Kate Craig-Wood, MD of Memset said: "The new 'badges' on the CloudStore website will help bring much needed confidence to buyers who can see instantly which providers have been assessed by information assurance body CESG and approved to operate to a required level."
The government launched its CloudStore in February, which saw 257 suppliers signed up to the G-Cloud framework and catalogued within an online portal. The government plans to accredit each service offered only once and then any government body can reuse that service without going through the accreditation process again.
However, no services that needed security assurance had been accredited until the end of last month, where SCC was the first to achieve accreditation for nine of its services.

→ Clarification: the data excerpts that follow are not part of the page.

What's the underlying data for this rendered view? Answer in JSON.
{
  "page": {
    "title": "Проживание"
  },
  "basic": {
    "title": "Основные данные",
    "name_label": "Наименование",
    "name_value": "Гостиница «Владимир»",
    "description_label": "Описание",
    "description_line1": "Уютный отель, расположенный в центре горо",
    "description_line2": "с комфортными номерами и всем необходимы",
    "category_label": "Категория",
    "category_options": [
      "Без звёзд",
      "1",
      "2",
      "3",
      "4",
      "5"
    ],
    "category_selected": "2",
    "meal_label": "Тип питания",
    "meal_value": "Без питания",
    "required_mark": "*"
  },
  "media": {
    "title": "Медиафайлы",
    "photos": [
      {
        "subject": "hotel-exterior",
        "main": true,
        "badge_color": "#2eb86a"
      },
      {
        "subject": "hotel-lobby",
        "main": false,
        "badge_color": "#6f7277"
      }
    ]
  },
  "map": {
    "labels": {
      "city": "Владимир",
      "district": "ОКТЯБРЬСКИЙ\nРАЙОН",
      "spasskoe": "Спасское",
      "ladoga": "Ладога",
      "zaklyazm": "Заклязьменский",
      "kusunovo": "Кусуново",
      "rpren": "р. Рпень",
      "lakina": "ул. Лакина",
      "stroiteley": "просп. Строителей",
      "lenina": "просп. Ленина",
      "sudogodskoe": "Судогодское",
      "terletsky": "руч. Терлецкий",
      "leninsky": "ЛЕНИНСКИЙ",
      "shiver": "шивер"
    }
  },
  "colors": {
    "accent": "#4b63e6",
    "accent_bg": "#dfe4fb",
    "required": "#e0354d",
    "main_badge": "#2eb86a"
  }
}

Denise McDonagh, G-Cloud programme director said at the time: "Increased use of technology, and the cloud in particular, provide a fantastic opportunity for public sector organisations to be more efficient and the G-Cloud programme is about establishing a flexible, cost-effective framework, which is also secure and meets the needs of the public sector so we're delighted that SCC is the first UK provider to gain pan-government accreditation."

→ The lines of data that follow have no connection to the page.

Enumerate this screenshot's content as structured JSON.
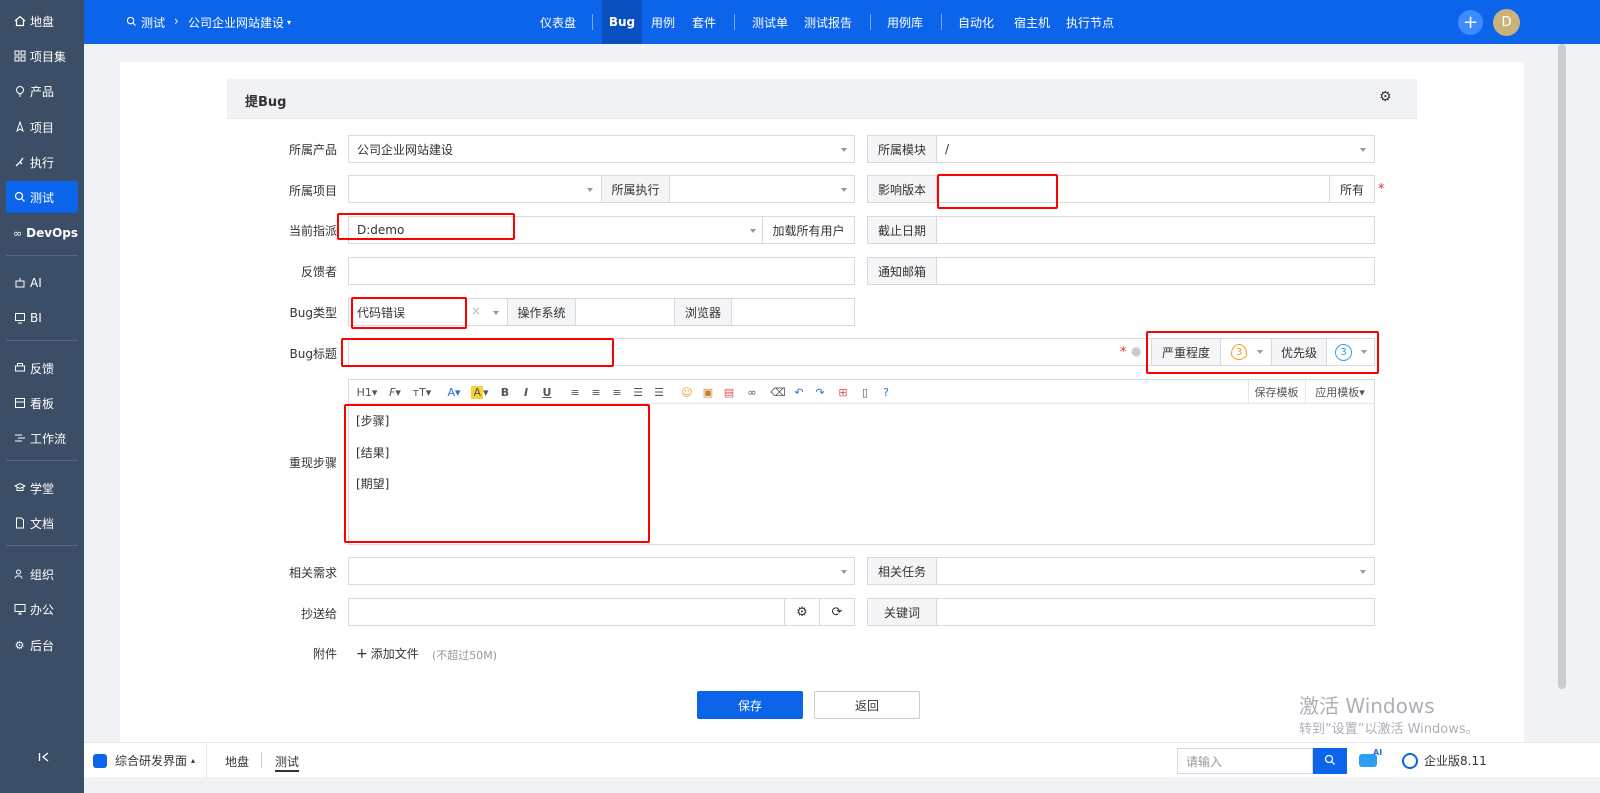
{
  "sidebar": {
    "items": [
      {
        "label": "地盘",
        "icon": "home-icon"
      },
      {
        "label": "项目集",
        "icon": "grid-icon"
      },
      {
        "label": "产品",
        "icon": "bulb-icon"
      },
      {
        "label": "项目",
        "icon": "rocket-icon"
      },
      {
        "label": "执行",
        "icon": "run-icon"
      },
      {
        "label": "测试",
        "icon": "search-icon"
      },
      {
        "label": "DevOps",
        "icon": "infinity-icon"
      },
      {
        "label": "AI",
        "icon": "robot-icon"
      },
      {
        "label": "BI",
        "icon": "chart-icon"
      },
      {
        "label": "反馈",
        "icon": "printer-icon"
      },
      {
        "label": "看板",
        "icon": "board-icon"
      },
      {
        "label": "工作流",
        "icon": "flow-icon"
      },
      {
        "label": "学堂",
        "icon": "school-icon"
      },
      {
        "label": "文档",
        "icon": "doc-icon"
      },
      {
        "label": "组织",
        "icon": "people-icon"
      },
      {
        "label": "办公",
        "icon": "monitor-icon"
      },
      {
        "label": "后台",
        "icon": "gear-icon"
      }
    ],
    "collapse_icon": "collapse-icon"
  },
  "topbar": {
    "breadcrumb_module": "测试",
    "breadcrumb_product": "公司企业网站建设",
    "nav": [
      "仪表盘",
      "Bug",
      "用例",
      "套件",
      "测试单",
      "测试报告",
      "用例库",
      "自动化",
      "宿主机",
      "执行节点"
    ],
    "avatar": "D"
  },
  "form": {
    "title": "提Bug",
    "product_label": "所属产品",
    "product_value": "公司企业网站建设",
    "module_label": "所属模块",
    "module_value": "/",
    "project_label": "所属项目",
    "execution_label": "所属执行",
    "build_label": "影响版本",
    "build_all": "所有",
    "assign_label": "当前指派",
    "assign_value": "D:demo",
    "load_users": "加载所有用户",
    "deadline_label": "截止日期",
    "feedback_label": "反馈者",
    "mail_label": "通知邮箱",
    "type_label": "Bug类型",
    "type_value": "代码错误",
    "os_label": "操作系统",
    "browser_label": "浏览器",
    "title_label": "Bug标题",
    "severity_label": "严重程度",
    "severity_value": "3",
    "priority_label": "优先级",
    "priority_value": "3",
    "steps_label": "重现步骤",
    "toolbar": [
      "H1",
      "F",
      "тT",
      "A",
      "A",
      "B",
      "I",
      "U"
    ],
    "save_template": "保存模板",
    "apply_template": "应用模板",
    "steps_lines": [
      "[步骤]",
      "[结果]",
      "[期望]"
    ],
    "story_label": "相关需求",
    "task_label": "相关任务",
    "cc_label": "抄送给",
    "keywords_label": "关键词",
    "files_label": "附件",
    "add_file": "添加文件",
    "file_limit": "(不超过50M)",
    "save": "保存",
    "back": "返回"
  },
  "bottombar": {
    "app_name": "综合研发界面",
    "crumb1": "地盘",
    "crumb2": "测试",
    "search_placeholder": "请输入",
    "ai_badge": "AI",
    "edition": "企业版8.11"
  },
  "watermark": {
    "line1": "激活 Windows",
    "line2": "转到“设置”以激活 Windows。"
  },
  "colors": {
    "primary": "#0c64eb",
    "sidebar": "#3c4d66",
    "highlight": "#ff0000"
  }
}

The UK government is also planning to halve the number of security levels it uses internally from six to three in an attempt to simplify the accreditation process for suppliers looking to provide services to the public sector.
It applies a Business Impact Level (IL) classification to suppliers to indicate the security level of their services. IL0 (protected) is the lowest level of security, while IL6 (top secret) is the highest. IL2 is often the minimum requirement for providers bidding for government contracts.
"The government has a complex security marking scheme, there are six levels. We are trying to simplify that to just three to see if we can get most of government in the lowest level for most of its business," said Andy Nelson, government CIO.